Zomato got listed in July 2021. The food delivery platform’s share price has tanked by nearly ~42% since then. Amidst tough economic conditions, the company is trying to expand into the B2B segment with Hyperpure, growing breakneck, and keeping up with peers like Swiggy, Zepto, and Dunzo.
Zomato had recently announced its Q4 results for the quarter ended March 2022. The company has seen an 11-15% jump in share prices in the past few days. This article explores how the food delivery giant performed last quarter and how it plans to expand its wings.
Q4 FY22 Results
- In the quarter ended March 2022, Zomato’s consolidated net loss jumped 434% QoQ and 168% YoY to Rs 360 crore. The company had a net loss of Rs 134 crore in the previous fiscal year. In Q4 FY22, consolidated revenue from operations increased 75% YoY and 9% QoQ to Rs 1,212 crore, up from Rs 692 crore last year.
- Zomato’s expenses outweighed its revenue. The company’s total expenses almost doubled to Rs 1,701 crore from Rs 880 crore in the same quarter the previous year.
- Average monthly transacting customers were at an all-time high of 15.7 million in Q4 FY22, growing from 15.3 million in the previous quarter. The average monthly active restaurant partners and delivery partners were at all-time highs as well. The Average Order Value (AOV) for FY22 was Rs 398 as compared to Rs 397 for FY21. For the top 8 cities, AOV increased by 3% YoY. Gross Order Value (GOV) grew by 6% QoQ and 77% YoY to a record high of Rs 5,850 crore
- The company’s B2B segment (Hyperpure) saw an 18% QoQ increase in revenue to Rs 160 crore in Q4 FY22. Hyperpure delivers fresh, hygienic, high-quality ingredients and supplies to restaurants and other businesses.
- The e-commerce, last mile, and hyperlocal delivery platforms currently face a shortage of workers due to high fuel prices and the post-COVID effect. “We are seeing some stress on the availability of delivery partners in the current quarter in select large cities since the last week of April. This is short-term in nature, as the post covid economic recovery has brought back jobs in cities. We lost some delivery partners to such jobs”, said Deepinder Goyal, Founder & CEO of Zomato.
- Labour-intensive companies worldwide are doubling employee benefits to retain employees who are resigning in a phenomenon known as “The Great Resignation”. Similarly, Zomato’s employee benefit expenses have nearly doubled, increasing by 92% YoY to Rs 406 crore in Q4 FY22.
What Lies Ahead
Zomato has recovered measurably from the post-COVID lull. While we do see a jump in the company’s revenue, we also see increasing expenses led by rising fuel costs, delivery costs, and acquisition costs. The company has a negative working capital. Cash is collected upfront from customers and paid to delivery and restaurant partners in a few days. Zomato also has a small capital expenditure (CAPEX).

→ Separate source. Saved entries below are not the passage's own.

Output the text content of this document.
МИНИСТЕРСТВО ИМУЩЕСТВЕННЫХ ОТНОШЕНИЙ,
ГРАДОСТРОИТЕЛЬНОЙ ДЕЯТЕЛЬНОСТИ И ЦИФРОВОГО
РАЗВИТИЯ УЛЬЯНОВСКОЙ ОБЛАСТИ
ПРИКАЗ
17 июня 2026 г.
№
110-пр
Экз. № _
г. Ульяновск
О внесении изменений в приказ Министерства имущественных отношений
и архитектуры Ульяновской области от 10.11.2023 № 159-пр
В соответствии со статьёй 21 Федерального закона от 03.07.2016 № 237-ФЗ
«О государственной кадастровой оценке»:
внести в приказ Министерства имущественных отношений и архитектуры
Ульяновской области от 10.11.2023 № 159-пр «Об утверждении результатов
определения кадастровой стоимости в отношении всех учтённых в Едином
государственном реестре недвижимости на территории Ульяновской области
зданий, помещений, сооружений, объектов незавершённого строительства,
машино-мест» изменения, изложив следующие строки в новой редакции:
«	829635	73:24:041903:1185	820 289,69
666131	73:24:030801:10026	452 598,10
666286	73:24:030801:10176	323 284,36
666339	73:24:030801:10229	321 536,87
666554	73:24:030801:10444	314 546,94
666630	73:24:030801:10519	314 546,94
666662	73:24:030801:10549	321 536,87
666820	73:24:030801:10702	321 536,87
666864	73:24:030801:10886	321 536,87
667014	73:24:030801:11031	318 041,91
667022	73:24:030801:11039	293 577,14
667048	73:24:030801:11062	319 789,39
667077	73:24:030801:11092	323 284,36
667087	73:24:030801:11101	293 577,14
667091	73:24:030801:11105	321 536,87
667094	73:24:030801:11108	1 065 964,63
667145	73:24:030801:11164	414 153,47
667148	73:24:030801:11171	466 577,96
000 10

The company has been acquiring minority equity investments in relevant businesses to expand its own horizons. According to Founder CEO Deepinder Goyal, “The rationale behind making minority investments has been twofold – 1) put the building blocks for a robust quick-commerce business in India, and 2) accelerate digitisation and growth of the food and restaurant industry which accelerates our core food business”.
While still being in loss, the company is on its way to growth and prosperity after a long period of doldrums. It could be in an investor’s best interest to look at the company’s growth in a positive light. Certain factors could drive Zomato towards profitable growth. These include a stable labour market, decreasing fuel costs, and declining marketing and customer acquisition costs. high expenses.